If Beale Street Could Talk
- First edition
- Author: James Baldwin
- Language: English
- Genre: Novel
- Publisher: Dial Press
- Publication date: June 17, 1974
- Publication place: United States
- Media type: Print (hardback)
- Pages: 197
- ISBN: 0-7181-1126-5
- OCLC: 3150118
- Dewey Decimal: 813/.5/4
- LC Class: PZ4.B18 If3 PS3552.A45

= If Beale Street Could Talk =

1974 novel by James Baldwin

If Beale Street Could Talk is a 1974 novel by American writer James Baldwin. His fifth novel (and 13th book overall), it is a love story set in Harlem, New York City, in the early 1970s. The title is a reference to the 1916 W. C. Handy blues song "Beale Street Blues", named after Beale Street in Downtown Memphis, Tennessee.

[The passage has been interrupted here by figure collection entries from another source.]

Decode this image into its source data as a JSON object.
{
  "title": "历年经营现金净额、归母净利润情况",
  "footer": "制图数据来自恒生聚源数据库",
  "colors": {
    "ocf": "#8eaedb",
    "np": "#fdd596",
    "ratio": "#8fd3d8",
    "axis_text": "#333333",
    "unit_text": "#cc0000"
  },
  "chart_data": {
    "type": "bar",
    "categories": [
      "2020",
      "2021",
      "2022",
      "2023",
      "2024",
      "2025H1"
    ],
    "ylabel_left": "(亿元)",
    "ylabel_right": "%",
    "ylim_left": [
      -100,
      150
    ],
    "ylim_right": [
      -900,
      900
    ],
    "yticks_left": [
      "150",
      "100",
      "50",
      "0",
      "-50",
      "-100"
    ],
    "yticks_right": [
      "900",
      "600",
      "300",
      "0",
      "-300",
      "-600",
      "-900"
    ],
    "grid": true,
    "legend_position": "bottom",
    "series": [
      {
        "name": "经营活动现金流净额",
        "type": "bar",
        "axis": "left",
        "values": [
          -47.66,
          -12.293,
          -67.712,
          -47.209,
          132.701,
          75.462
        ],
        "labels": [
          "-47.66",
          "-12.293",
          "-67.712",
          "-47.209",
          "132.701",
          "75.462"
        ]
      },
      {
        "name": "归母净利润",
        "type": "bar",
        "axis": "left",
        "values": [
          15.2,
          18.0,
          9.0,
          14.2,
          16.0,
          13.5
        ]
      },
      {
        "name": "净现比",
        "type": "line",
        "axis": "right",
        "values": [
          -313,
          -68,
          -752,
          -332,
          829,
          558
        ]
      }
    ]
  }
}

A film adaptation was released in 2018.

==Summary==
The novel follows a relationship between a 19-year-old girl named Tish, whose given name is Clementine Rivers, and a 22-year-old sculptor named Fonny, whose given name is Alonzo Hunt. They grew up in the same neighborhood in New York City and are childhood friends. They fall in love and become engaged. The story takes place after Fonny has been accused of raping a woman, and arrested and jailed awaiting his trial. Tish learns that she is pregnant after Fonny is incarcerated and must rely on her and Fonny's family for support.

If Beale Street Could Talk is the first Baldwin novel to focus exclusively on a Black love story; it is also the only novel in his corpus narrated by a woman. Published at the tail end of the Black Arts Movement, it explores love within Black life, centering on the emotional bonds holding two African-American families together.

==Critical reception==
Reviewing the novel in The New York Times in 1974, the novelist Joyce Carol Oates described If Beale Street Could Talk as "a moving, painful story" but "ultimately optimistic. It stresses the communal bond between members of an oppressed minority, especially between members of a family," offering,
a quite moving and very traditional celebration of love. It affirms not only love between a man and a woman, but love of a type that is dealt with only rarely in contemporary fiction--that between members of a family, which may involve extremes of sacrifice.

Anatole Broyard, also writing for The New York Times, was less sanguine. Deeming the novel a "sentimental love story", he writes,
I get the feeling that Mr. Baldwin doesn't worry overmuch about the authenticity of his books. He knows that, with all his faults, a sizable proportion of the American public will love him still. He is a brand name by now. In fact, he is so dated—I think even Richard Wright is more contemporary—that he might even qualify for our current nostalgia craze. An urbanized "Perils of Pauline," his book could make it equally well as a "gothic" novel, sending thrills of synthetic terror down the spine of that legendary old lady in Dubuque.

In 2015, Stacia L. Brown, writing in Gawker, similarly found Beale Street "belong[ed] to a collection of literature that seeks to humanize black men, through their relationships with parents, lovers, siblings, and children. It swan-dives from optimism to bleakness and rises from the ash of dashed hopes."

When Baldwin spoke to Hugh Hebert of The Guardian upon the release of Beale Street in 1974, he said about his work: "Every poet is an optimist... But on the way to that optimism 'you have to reach a certain level of despair to deal with your life at all.